Platinum plugs


#1

My 2006 Lincoln Navigator has 60,000 miles on it. The platinum plugs are rated for 100,000 miles. My local Ford/Lincoln dealer claims that I should change out the plugs now because they will be near impossible to remove at 100,000. They say that at 100,000 the plugs will most likely have to be drilled out and helicoils installed for the new plugs and that it would be a cost savings to do it now. I don’t believe that but does anyone have any similar experience with platinum plugs. Comments?


#2

Loosen them, then re-tighten them. No need to change them out unless you pay someone to do it, at which point you might as well just change 'em out because the plugs themselves are cheap.

Yes, there is some truth to spark plugs getting seized if left for 100k miles, sometimes. Doesn’t always happen, but it happens often enough that it’s not a bad idea to loosen and re-snug them once or twice per 100k


#3

While I normally doubt dealer claims like this, certain Ford V8 have had REAL problems just as described to you by the dealer. Might be worth doing now.


#4

Your Ford/Lincoln dealer should never have to drill out old plugs. Ford has a procedure for using penetrating oil to loosen long life plugs, and the fact that this particular dealership doesn’t know this procedure means I would not trust them to work on my car.

Just a couple weeks ago, I was talking to a Toyota service rep about a problem a customer was having with a trailer harness. He told me there was nothing he could do because Toyota didn’t design this particular vehicle (a Sienna) to tow. I asked, “Didn’t the Sienna have an optional towing package?” Sure enough, when he looked it up, it did have an optional towing package, so he was able to order a new trailer wiring harness for the vehicle.

I am often shocked to discover how little dealership employees know about the vehicles they service. They should know more than me!


#5

Here’s more info on the problem, and a video claiming to show how to remove them:


Google ‘Ford spark plug removal problem’ for lots more info.


#6

I would recommend changing them now as per the video and recommendations made.
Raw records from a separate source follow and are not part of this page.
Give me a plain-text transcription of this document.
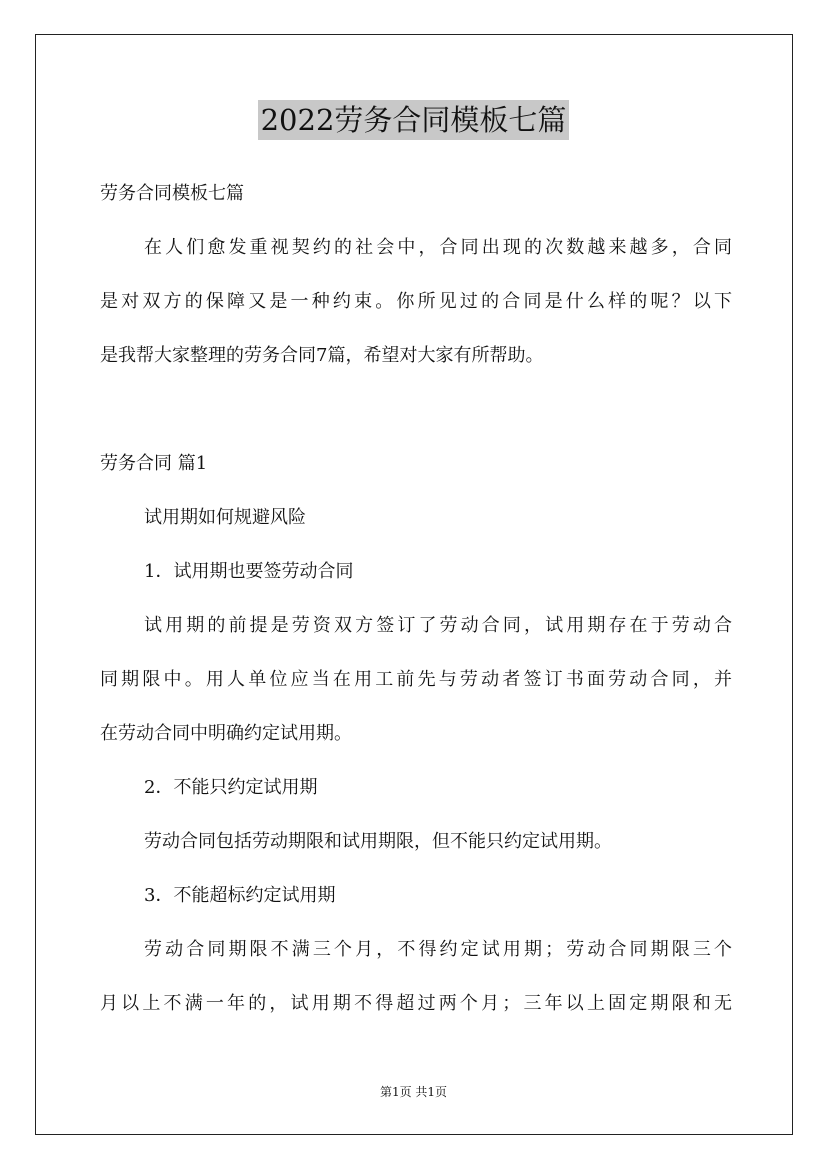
2022劳务合同模板七篇

劳务合同模板七篇

在人们愈发重视契约的社会中，合同出现的次数越来越多，合同

是对双方的保障又是一种约束。你所见过的合同是什么样的呢？以下

是我帮大家整理的劳务合同7篇，希望对大家有所帮助。

劳务合同 篇1

试用期如何规避风险

1．试用期也要签劳动合同

试用期的前提是劳资双方签订了劳动合同，试用期存在于劳动合

同期限中。用人单位应当在用工前先与劳动者签订书面劳动合同，并

在劳动合同中明确约定试用期。

2．不能只约定试用期

劳动合同包括劳动期限和试用期限，但不能只约定试用期。

3．不能超标约定试用期

劳动合同期限不满三个月，不得约定试用期；劳动合同期限三个

月以上不满一年的，试用期不得超过两个月；三年以上固定期限和无

第1页 共1页
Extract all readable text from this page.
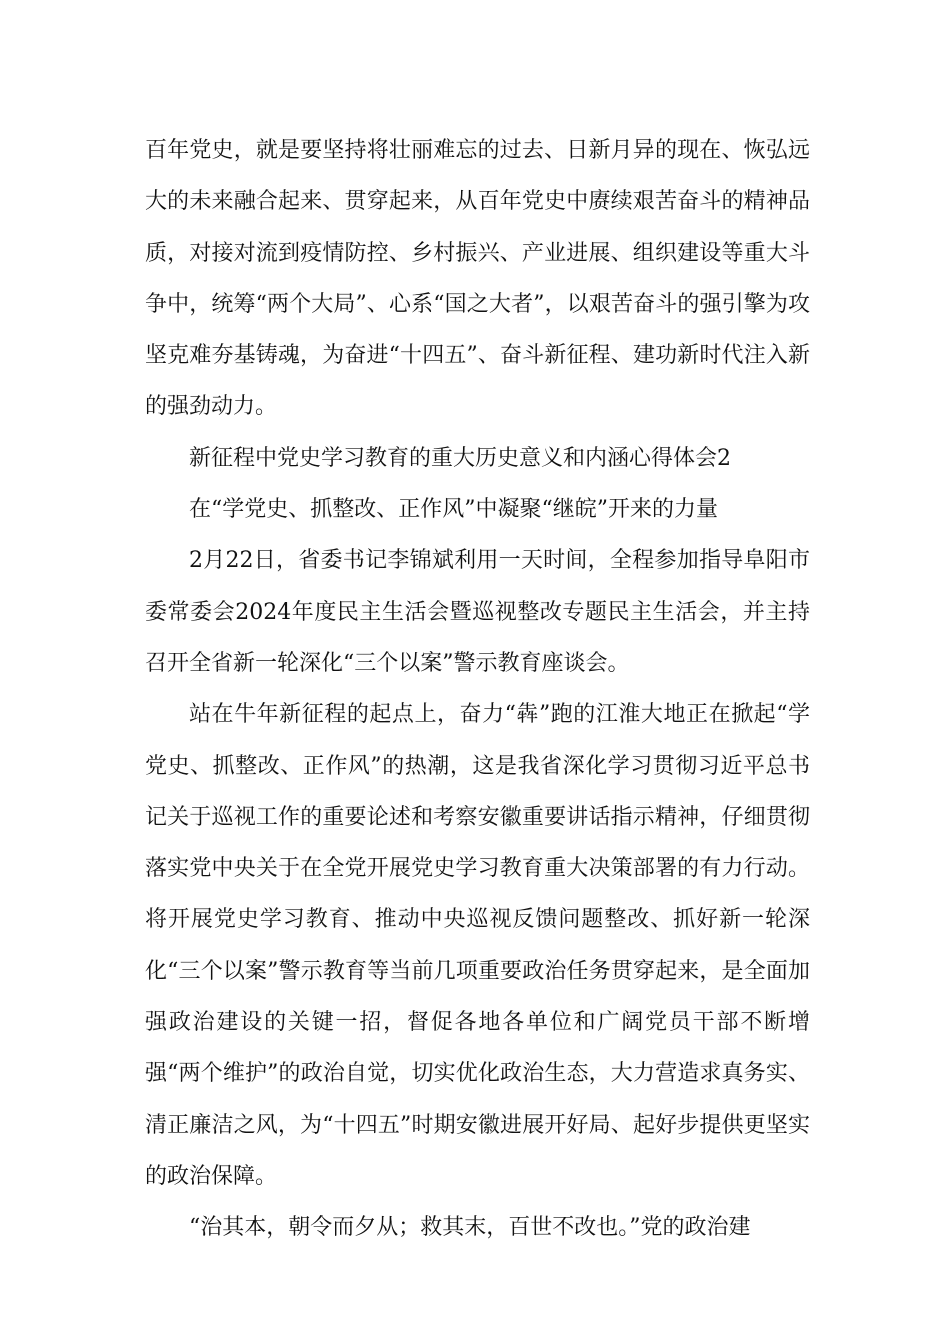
百年党史，就是要坚持将壮丽难忘的过去、日新月异的现在、恢弘远大的未来融合起来、贯穿起来，从百年党史中赓续艰苦奋斗的精神品质，对接对流到疫情防控、乡村振兴、产业进展、组织建设等重大斗争中，统筹“两个大局”、心系“国之大者”，以艰苦奋斗的强引擎为攻坚克难夯基铸魂，为奋进“十四五”、奋斗新征程、建功新时代注入新的强劲动力。

新征程中党史学习教育的重大历史意义和内涵心得体会2

在“学党史、抓整改、正作风”中凝聚“继皖”开来的力量

2月22日，省委书记李锦斌利用一天时间，全程参加指导阜阳市委常委会2024年度民主生活会暨巡视整改专题民主生活会，并主持召开全省新一轮深化“三个以案”警示教育座谈会。

站在牛年新征程的起点上，奋力“犇”跑的江淮大地正在掀起“学党史、抓整改、正作风”的热潮，这是我省深化学习贯彻习近平总书记关于巡视工作的重要论述和考察安徽重要讲话指示精神，仔细贯彻落实党中央关于在全党开展党史学习教育重大决策部署的有力行动。将开展党史学习教育、推动中央巡视反馈问题整改、抓好新一轮深化“三个以案”警示教育等当前几项重要政治任务贯穿起来，是全面加强政治建设的关键一招，督促各地各单位和广阔党员干部不断增强“两个维护”的政治自觉，切实优化政治生态，大力营造求真务实、清正廉洁之风，为“十四五”时期安徽进展开好局、起好步提供更坚实的政治保障。

“治其本，朝令而夕从；救其末，百世不改也。”党的政治建
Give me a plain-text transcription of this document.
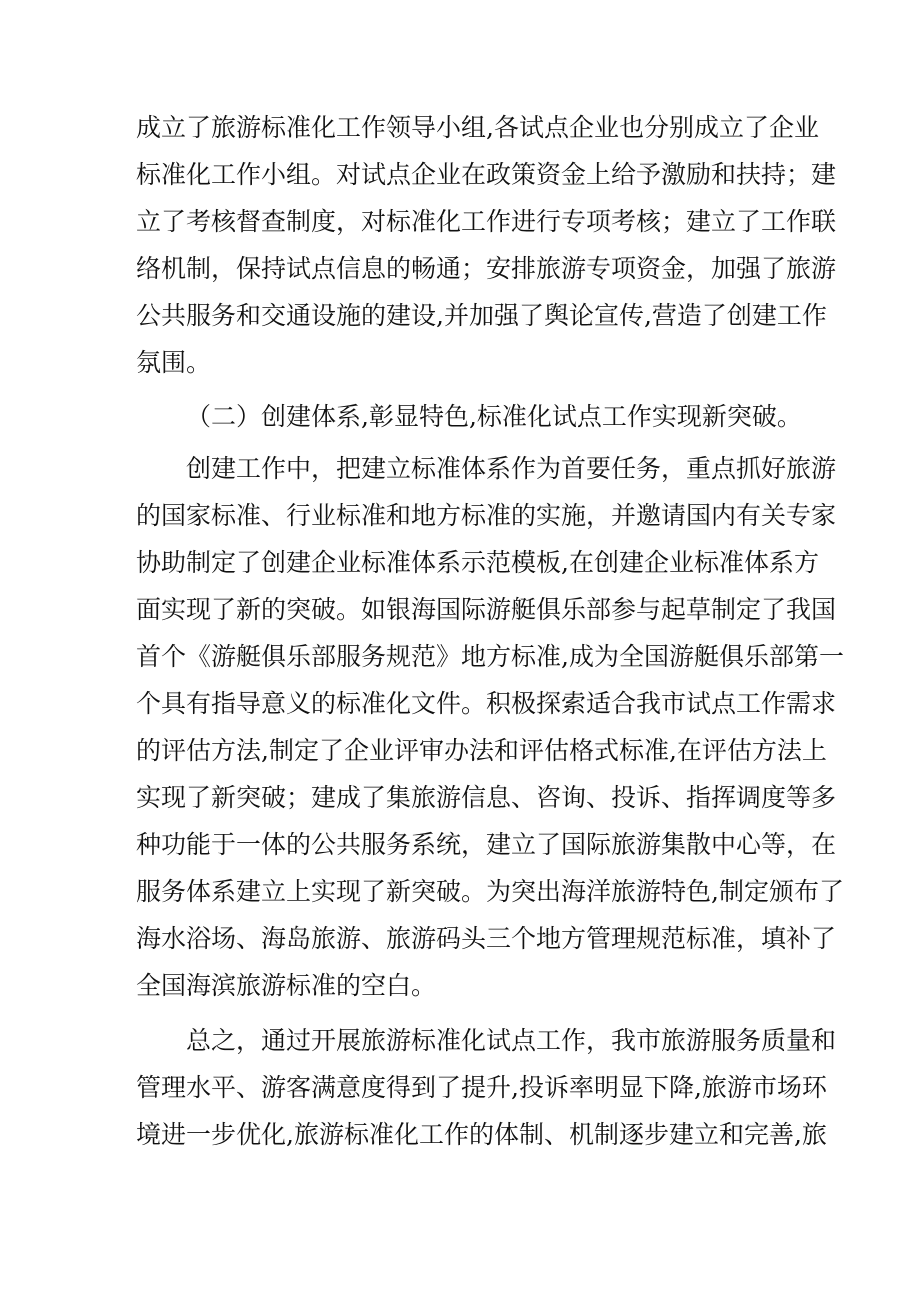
成立了旅游标准化工作领导小组,各试点企业也分别成立了企业
标准化工作小组。对试点企业在政策资金上给予激励和扶持；建
立了考核督查制度，对标准化工作进行专项考核；建立了工作联
络机制，保持试点信息的畅通；安排旅游专项资金，加强了旅游
公共服务和交通设施的建设,并加强了舆论宣传,营造了创建工作
氛围。
（二）创建体系,彰显特色,标准化试点工作实现新突破。
创建工作中，把建立标准体系作为首要任务，重点抓好旅游
的国家标准、行业标准和地方标准的实施，并邀请国内有关专家
协助制定了创建企业标准体系示范模板,在创建企业标准体系方
面实现了新的突破。如银海国际游艇俱乐部参与起草制定了我国
首个《游艇俱乐部服务规范》地方标准,成为全国游艇俱乐部第一
个具有指导意义的标准化文件。积极探索适合我市试点工作需求
的评估方法,制定了企业评审办法和评估格式标准,在评估方法上
实现了新突破；建成了集旅游信息、咨询、投诉、指挥调度等多
种功能于一体的公共服务系统，建立了国际旅游集散中心等，在
服务体系建立上实现了新突破。为突出海洋旅游特色,制定颁布了
海水浴场、海岛旅游、旅游码头三个地方管理规范标准，填补了
全国海滨旅游标准的空白。
总之，通过开展旅游标准化试点工作，我市旅游服务质量和
管理水平、游客满意度得到了提升,投诉率明显下降,旅游市场环
境进一步优化,旅游标准化工作的体制、机制逐步建立和完善,旅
Even platinum electrodes erode over time, and as they erode and the gaps grow they place more stress on the coils. Plugs are cheap.

Besides, one of the problems Ford has had to confront is that the last threads on the plugs protrude past the threaded plug hole, and that allows carbon from the combustion process to deposit on those last threads causing difficulty unscrewing the plugs. The carbon-coated last threads can bind up as you try to pull them through the hole. Replacing the plugs now helps deal with that issue. Why let the carbon build up if you don’t have to?


#7

I have replaced the plugs in several 4.6L Crown Vics which also recommend a 100K service life…The plugs came out okay, but the spark gap was open way beyond service spec. This puts a lot of stress on the expensive coil-packs (COPS) and the cars all ran noticeably better with the fresh plugs…If the dealership prices seem high, any competent independent shop can change the plugs for you…


#8

Normally I’d say leave them, but this is a Ford and those are probably Autolite plugs. If you have the three valve engine, it may already be too late. I have seen and used Autolite platinum plugs and they did not work as well as any of the other brands and they did not seem to come with an anti-seize plating. Glad I used an anti-seize compound on them.